- Outfielder
- Born: April 21, 1972 (age 54) Bedford, Pennsylvania, U.S.
- Batted: RightThrew: Right

MLB debut
- June 7, 1996, for the San Francisco Giants

Last MLB appearance
- June 23, 1996, for the San Francisco Giants

MLB statistics
- Batting average: .250
- Home runs: 0
- Runs batted in: 0
- Stats at Baseball Reference

Teams
- San Francisco Giants (1996);

= Keith Williams (baseball) =

American baseball player (born 1972)

David Keith Williams (born April 21, 1972) is an American former Major League Baseball player for the San Francisco Giants during the 1996 season. He was drafted in the 7th round of the 1993 amateur draft.

==Minor leagues==

Williams had a career .291 batting average in the minor leagues and 117 home runs over 8 seasons.
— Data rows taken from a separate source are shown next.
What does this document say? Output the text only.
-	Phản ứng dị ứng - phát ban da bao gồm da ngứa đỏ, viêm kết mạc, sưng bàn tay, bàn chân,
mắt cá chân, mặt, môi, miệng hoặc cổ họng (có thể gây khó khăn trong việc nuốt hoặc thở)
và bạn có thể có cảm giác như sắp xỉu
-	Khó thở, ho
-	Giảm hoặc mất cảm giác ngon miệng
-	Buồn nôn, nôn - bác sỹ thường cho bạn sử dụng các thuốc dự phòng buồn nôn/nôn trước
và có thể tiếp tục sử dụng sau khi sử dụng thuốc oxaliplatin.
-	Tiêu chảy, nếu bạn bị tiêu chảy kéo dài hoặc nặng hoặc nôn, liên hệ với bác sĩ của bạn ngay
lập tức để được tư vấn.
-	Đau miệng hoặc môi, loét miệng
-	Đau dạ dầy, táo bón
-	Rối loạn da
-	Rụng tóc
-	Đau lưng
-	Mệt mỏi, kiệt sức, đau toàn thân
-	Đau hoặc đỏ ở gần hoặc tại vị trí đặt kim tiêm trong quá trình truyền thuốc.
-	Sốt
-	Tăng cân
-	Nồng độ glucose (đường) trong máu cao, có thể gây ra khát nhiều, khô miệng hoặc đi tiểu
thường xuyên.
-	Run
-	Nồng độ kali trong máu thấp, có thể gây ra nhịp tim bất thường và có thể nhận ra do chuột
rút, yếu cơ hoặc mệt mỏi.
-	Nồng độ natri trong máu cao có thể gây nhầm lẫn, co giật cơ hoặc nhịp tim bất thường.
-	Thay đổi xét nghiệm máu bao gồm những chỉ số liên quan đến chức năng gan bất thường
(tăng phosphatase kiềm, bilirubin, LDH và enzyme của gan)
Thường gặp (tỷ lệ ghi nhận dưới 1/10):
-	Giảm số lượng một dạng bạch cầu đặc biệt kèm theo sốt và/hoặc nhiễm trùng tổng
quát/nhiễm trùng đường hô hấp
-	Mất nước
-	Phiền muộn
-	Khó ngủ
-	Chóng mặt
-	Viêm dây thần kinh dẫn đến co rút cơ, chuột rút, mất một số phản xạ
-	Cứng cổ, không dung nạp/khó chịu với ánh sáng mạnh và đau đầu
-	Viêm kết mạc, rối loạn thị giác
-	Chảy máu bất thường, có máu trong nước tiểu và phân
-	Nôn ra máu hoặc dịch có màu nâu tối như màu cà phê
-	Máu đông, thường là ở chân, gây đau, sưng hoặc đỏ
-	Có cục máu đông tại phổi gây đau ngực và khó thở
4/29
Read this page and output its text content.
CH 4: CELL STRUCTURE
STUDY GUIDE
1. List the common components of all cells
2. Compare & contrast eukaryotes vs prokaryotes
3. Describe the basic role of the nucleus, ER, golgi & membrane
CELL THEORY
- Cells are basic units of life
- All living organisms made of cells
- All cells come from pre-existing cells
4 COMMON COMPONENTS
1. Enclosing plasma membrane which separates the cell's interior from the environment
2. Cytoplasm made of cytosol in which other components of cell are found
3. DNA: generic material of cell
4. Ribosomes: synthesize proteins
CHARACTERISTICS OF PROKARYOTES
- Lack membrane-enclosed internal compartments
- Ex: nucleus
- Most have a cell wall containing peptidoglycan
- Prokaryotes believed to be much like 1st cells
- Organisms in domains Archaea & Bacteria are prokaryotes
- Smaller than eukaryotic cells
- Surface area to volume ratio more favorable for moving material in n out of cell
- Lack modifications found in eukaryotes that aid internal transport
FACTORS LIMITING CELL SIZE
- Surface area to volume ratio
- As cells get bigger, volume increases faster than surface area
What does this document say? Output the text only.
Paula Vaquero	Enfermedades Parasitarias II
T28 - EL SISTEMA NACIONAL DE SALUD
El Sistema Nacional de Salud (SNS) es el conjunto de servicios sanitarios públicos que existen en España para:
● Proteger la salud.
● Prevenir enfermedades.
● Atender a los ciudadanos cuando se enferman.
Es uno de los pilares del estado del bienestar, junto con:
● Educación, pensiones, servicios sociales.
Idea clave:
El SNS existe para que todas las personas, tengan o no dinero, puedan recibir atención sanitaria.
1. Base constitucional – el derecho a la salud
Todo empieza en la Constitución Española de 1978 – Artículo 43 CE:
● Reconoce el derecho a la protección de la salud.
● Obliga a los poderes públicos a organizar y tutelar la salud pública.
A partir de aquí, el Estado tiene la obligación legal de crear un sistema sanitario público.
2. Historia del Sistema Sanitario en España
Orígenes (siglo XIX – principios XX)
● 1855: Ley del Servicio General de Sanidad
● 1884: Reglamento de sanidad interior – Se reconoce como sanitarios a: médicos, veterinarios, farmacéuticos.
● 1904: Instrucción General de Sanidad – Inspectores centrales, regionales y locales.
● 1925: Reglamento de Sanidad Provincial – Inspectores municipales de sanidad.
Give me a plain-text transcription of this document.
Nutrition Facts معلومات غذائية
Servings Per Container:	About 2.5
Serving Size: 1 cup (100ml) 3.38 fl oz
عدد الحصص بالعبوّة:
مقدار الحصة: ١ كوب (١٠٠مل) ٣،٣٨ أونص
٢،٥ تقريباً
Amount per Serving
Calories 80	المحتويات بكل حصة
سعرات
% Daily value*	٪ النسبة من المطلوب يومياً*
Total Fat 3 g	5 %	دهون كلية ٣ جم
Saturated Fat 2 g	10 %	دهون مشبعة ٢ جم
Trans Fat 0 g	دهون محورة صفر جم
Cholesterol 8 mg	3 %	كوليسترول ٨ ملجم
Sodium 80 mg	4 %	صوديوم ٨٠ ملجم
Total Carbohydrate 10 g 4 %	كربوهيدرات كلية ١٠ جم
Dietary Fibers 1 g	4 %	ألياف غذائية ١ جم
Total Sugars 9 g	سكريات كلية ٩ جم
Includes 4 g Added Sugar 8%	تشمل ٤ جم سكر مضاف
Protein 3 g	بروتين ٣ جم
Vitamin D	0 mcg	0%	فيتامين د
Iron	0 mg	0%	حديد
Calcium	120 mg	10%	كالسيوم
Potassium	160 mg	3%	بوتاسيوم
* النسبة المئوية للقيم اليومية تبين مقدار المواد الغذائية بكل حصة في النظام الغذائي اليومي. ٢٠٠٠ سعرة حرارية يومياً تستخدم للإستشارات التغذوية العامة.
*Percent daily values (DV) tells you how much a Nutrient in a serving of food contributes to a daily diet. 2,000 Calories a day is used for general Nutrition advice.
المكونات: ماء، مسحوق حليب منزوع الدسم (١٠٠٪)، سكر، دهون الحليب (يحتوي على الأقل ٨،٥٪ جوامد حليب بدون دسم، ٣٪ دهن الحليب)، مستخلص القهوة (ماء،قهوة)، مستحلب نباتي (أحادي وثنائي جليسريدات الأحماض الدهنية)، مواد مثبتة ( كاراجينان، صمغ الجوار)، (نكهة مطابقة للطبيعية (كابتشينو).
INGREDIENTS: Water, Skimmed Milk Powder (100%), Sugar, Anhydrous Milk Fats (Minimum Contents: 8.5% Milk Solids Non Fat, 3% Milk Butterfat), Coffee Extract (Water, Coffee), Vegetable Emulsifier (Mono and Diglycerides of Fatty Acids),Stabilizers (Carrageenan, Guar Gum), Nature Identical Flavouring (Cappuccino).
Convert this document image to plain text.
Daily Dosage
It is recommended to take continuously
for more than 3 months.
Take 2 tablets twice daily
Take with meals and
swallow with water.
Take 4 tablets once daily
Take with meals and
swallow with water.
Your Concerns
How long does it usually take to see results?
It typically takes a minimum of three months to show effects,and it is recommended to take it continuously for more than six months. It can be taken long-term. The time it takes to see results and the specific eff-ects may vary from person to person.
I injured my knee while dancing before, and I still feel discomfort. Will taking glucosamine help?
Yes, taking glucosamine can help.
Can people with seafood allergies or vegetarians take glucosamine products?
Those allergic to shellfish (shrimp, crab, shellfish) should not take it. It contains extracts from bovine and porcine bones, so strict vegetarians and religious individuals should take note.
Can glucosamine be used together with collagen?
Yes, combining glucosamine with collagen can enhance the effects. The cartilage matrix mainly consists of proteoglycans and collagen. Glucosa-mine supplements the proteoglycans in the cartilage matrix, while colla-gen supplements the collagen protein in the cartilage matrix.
His overall minor league OPS was .853. He was called up to the majors in 1996, but his best season in the minors was 1997, where he hit .320 with 22 home runs for the Giants AA team.

==Major leagues==

Williams had his major league debut on June 7, 1996, going 0 for 1. His final game was on June 23, 1996. Overall, he went 5 for 20 with 6 strikeouts. All five of his hits were singles, and he did not score or drive in a single run. Defensively, he did not make a single error in 4 games played.